Functional properties of the endocannabinoid system during postnatal development of the monkey prefrontal cortex

YOSHINO H; MIYAMAE T; PAFUNDO DE; ROTARU D; LEWIS DA; GONZALEZ-BURGOS G

Chicago, IL

Congreso; 39th annual meeting of the Society for Neuroscience; 2009

Society for Neuroscience

In cortical circuits, the endocannabinoid (eCB) system regulates the flow of neural activity by retrogradely modulating synaptic transmission. Characterizing the postnatal development of the eCB system in monkey prefrontal cortex (PFC) is particularly important because the postnatal maturation of PFC circuitry and function is significantly protracted in primates compared with rodents.

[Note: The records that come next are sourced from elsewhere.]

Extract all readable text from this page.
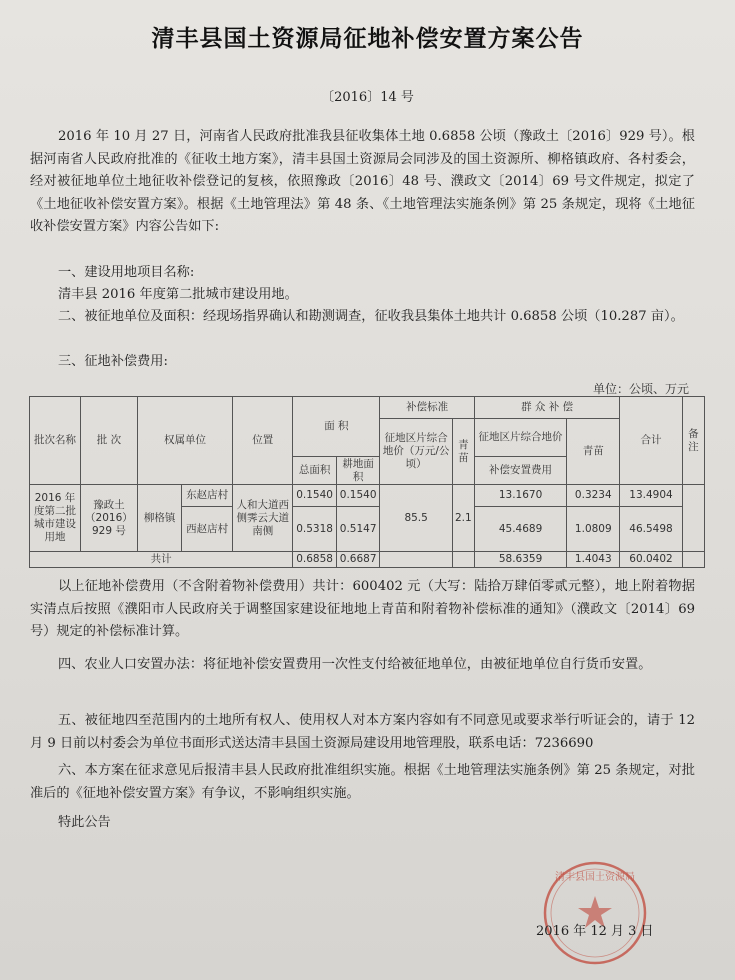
清丰县国土资源局征地补偿安置方案公告
〔2016〕14 号
2016 年 10 月 27 日，河南省人民政府批准我县征收集体土地 0.6858 公顷（豫政土〔2016〕929 号）。根据河南省人民政府批准的《征收土地方案》，清丰县国土资源局会同涉及的国土资源所、柳格镇政府、各村委会，经对被征地单位土地征收补偿登记的复核，依照豫政〔2016〕48 号、濮政文〔2014〕69 号文件规定，拟定了《土地征收补偿安置方案》。根据《土地管理法》第 48 条、《土地管理法实施条例》第 25 条规定，现将《土地征收补偿安置方案》内容公告如下:
一、建设用地项目名称:
清丰县 2016 年度第二批城市建设用地。
二、被征地单位及面积：经现场指界确认和勘测调查，征收我县集体土地共计 0.6858 公顷（10.287 亩）。
三、征地补偿费用:
单位：公顷、万元
批次名称	批 次	权属单位		位置	面 积		补偿标准		群 众 补 偿		合计	备注
							征地区片综合地价（万元/公顷）	青苗	征地区片综合地价	青苗		
					总面积	耕地面积			补偿安置费用			
2016 年度第二批城市建设用地	豫政土（2016）929 号	柳格镇	东赵店村	人和大道西侧霁云大道南侧	0.1540	0.1540	85.5	2.1	13.1670	0.3234	13.4904	
			西赵店村		0.5318	0.5147			45.4689	1.0809	46.5498	
共计					0.6858	0.6687			58.6359	1.4043	60.0402	
以上征地补偿费用（不含附着物补偿费用）共计：600402 元（大写：陆拾万肆佰零贰元整），地上附着物据实清点后按照《濮阳市人民政府关于调整国家建设征地地上青苗和附着物补偿标准的通知》（濮政文〔2014〕69 号）规定的补偿标准计算。
四、农业人口安置办法：将征地补偿安置费用一次性支付给被征地单位，由被征地单位自行货币安置。
五、被征地四至范围内的土地所有权人、使用权人对本方案内容如有不同意见或要求举行听证会的，请于 12 月 9 日前以村委会为单位书面形式送达清丰县国土资源局建设用地管理股，联系电话：7236690
六、本方案在征求意见后报清丰县人民政府批准组织实施。根据《土地管理法实施条例》第 25 条规定，对批准后的《征地补偿安置方案》有争议，不影响组织实施。
特此公告
清丰县国土资源局
2016 年 12 月 3 日
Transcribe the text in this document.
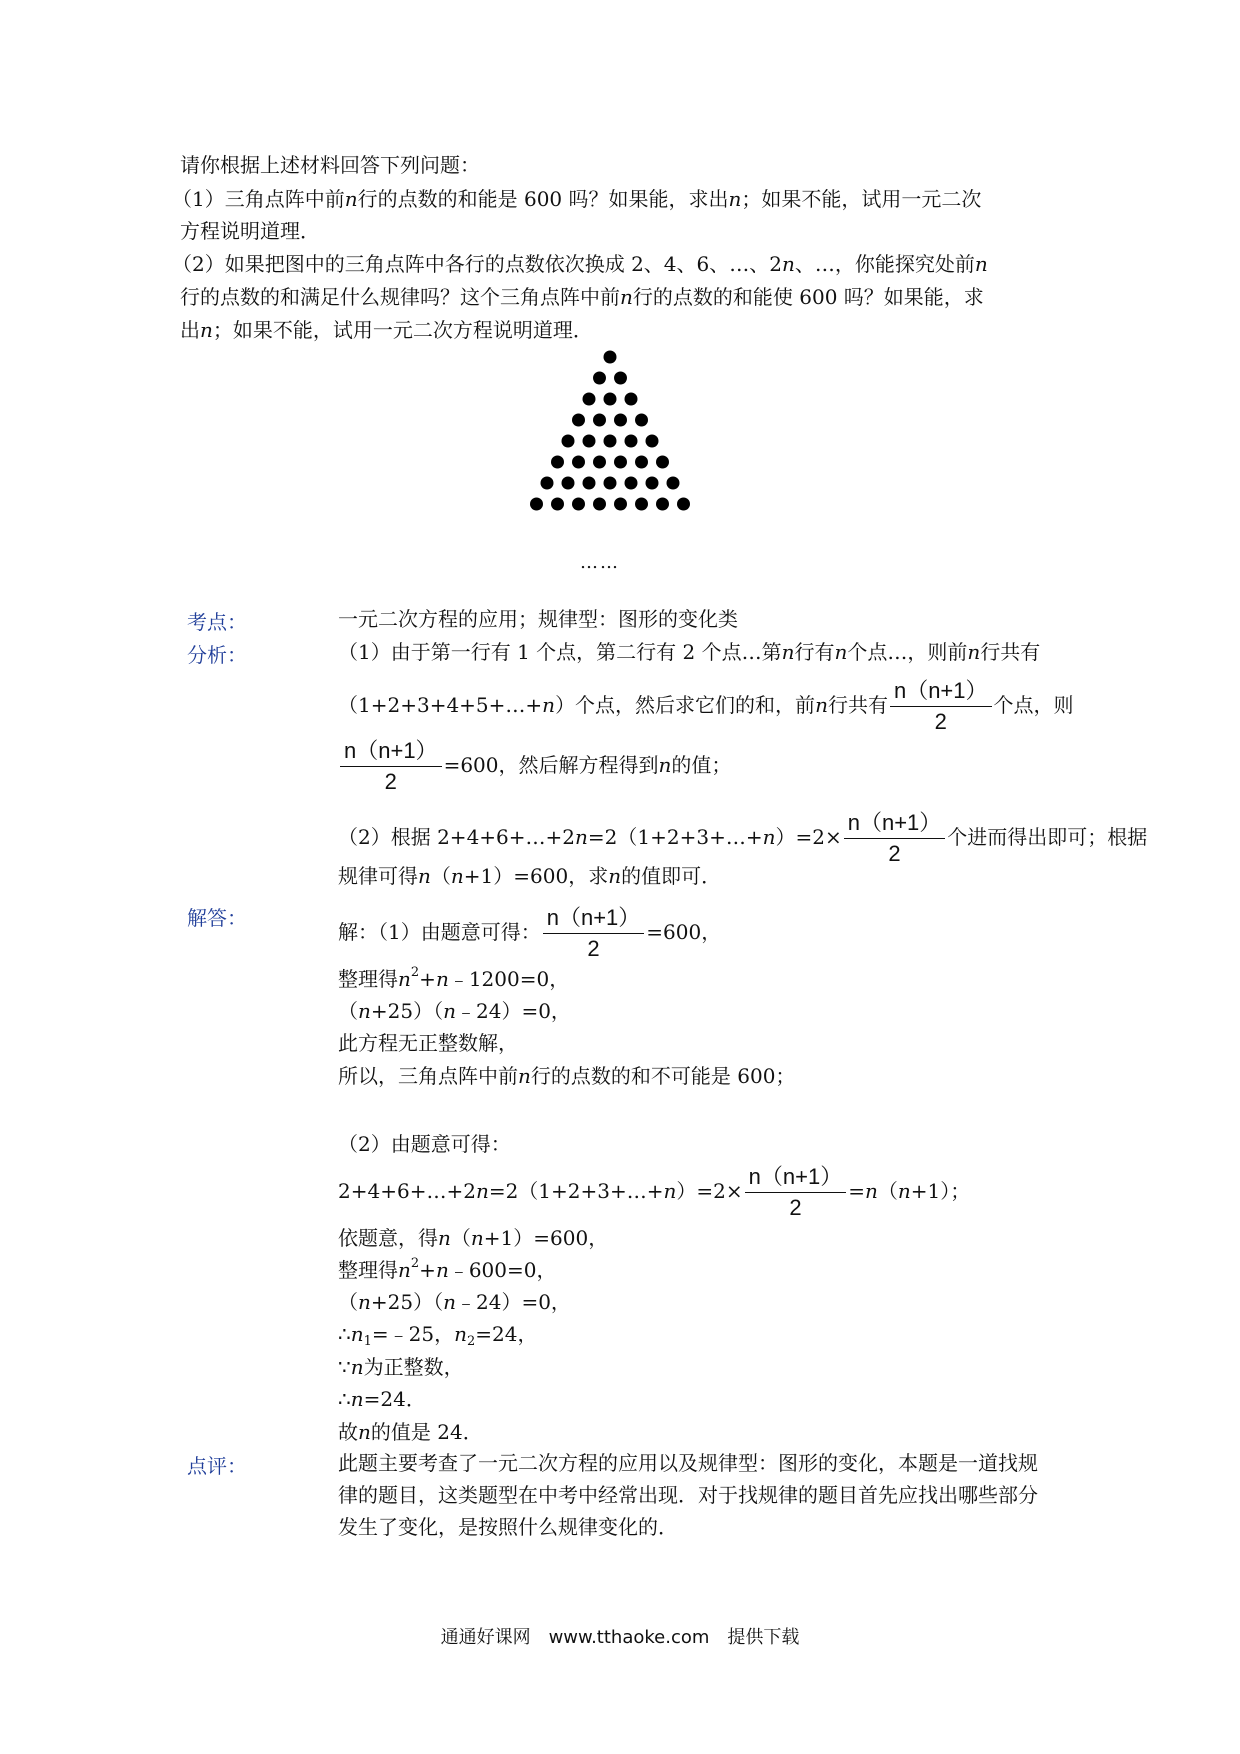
请你根据上述材料回答下列问题：
（1）三角点阵中前n行的点数的和能是 600 吗？如果能，求出n；如果不能，试用一元二次
方程说明道理．
（2）如果把图中的三角点阵中各行的点数依次换成 2、4、6、…、2n、…，你能探究处前n
行的点数的和满足什么规律吗？这个三角点阵中前n行的点数的和能使 600 吗？如果能，求
出n；如果不能，试用一元二次方程说明道理．
……
考点：	一元二次方程的应用；规律型：图形的变化类
分析：	（1）由于第一行有 1 个点，第二行有 2 个点…第n行有n个点…，则前n行共有
（1+2+3+4+5+…+n）个点，然后求它们的和，前n行共有 $\frac{n(n+1)}{2}$ 个点，则
$\frac{n(n+1)}{2} =600$，然后解方程得到n的值；
（2）根据 2+4+6+…+2n=2（1+2+3+…+n）=2× $\frac{n(n+1)}{2}$ 个进而得出即可；根据
规律可得n（n+1）=600，求n的值即可．
解答：
解：（1）由题意可得： $\frac{n(n+1)}{2} =600$，
整理得$n^2+n﹣1200=0$，
（n+25）（n﹣24）=0，
此方程无正整数解，
所以，三角点阵中前n行的点数的和不可能是 600；
（2）由题意可得：
2+4+6+…+2n=2（1+2+3+…+n）=2× $\frac{n(n+1)}{2} =n(n+1)$；
依题意，得n（n+1）=600，
整理得$n^2+n﹣600=0$，
（n+25）（n﹣24）=0，
$\therefore n_1=﹣25$，$n_2=24$，
∵n为正整数，
∴n=24．
故n的值是 24．
点评：	此题主要考查了一元二次方程的应用以及规律型：图形的变化，本题是一道找规
律的题目，这类题型在中考中经常出现．对于找规律的题目首先应找出哪些部分
发生了变化，是按照什么规律变化的．
通通好课网　www.tthaoke.com　提供下载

Since the eCB system is the primary target of the effects of exogenous cannabinoids, the normal development of the eCB system may determine an age-dependent sensitivity of neocortical circuits to cannabis abuse. Importantly, heavy cannabis use during adolescence has been linked to increased risk for drug addiction and schizophrenia. To examine the postnatal development of the eCB system in primate PFC, we developed methods to study depolarization-induced suppression of inhibition (DSI) in deep layer 3 pyramidal neurons of macaque monkey PFC, using whole-cell patch clamp recordings in brain slices. IPSCs were evoked at 0.2 Hz by focal extracellular stimulation applied near the soma of the recorded pyramidal neurons in the presence of the P/Q type voltage-dependent calcium channel blocker agatoxin IVA (250 nM) to minimize eCB-insensitive GABA release. We induced DSI by applying 4 s voltage steps from -80 to 0 mV. In slices prepared from adolescent (34-35 month-old) animals, depolarizing steps induced DSI in 25 of 49 pyramidal neurons (probability of inducing DSI = 0.51). DSI significantly reduced the amplitude of IPSCs evoked 1.3 s after the end of the depolarizing steps (residual IPSC amplitude: 37.28 ± 3.58 % of control, n=25). The IPSCs recovered from DSI with a time course that was well-fit by a single exponential function with a time constant of 25.2 s. In 10 experiments in which significant DSI was induced (residual IPSC amplitude: 27.14 ± 7.08 % of control), subsequent application of the eCB receptor 1 (CB1) antagonist AM281 (10 µM) significantly attenuated DSI (residual IPSC amplitude: 63.69 ± 11.32 % of control, p < 0.05), showing that DSI in monkey PFC requires CB1 receptor activation. Additional studies are being performed to determine the properties of DSI (probability of induction, magnitude and time course of IPSC suppression) in PFC pyramidal cells from animals of different postnatal age groups.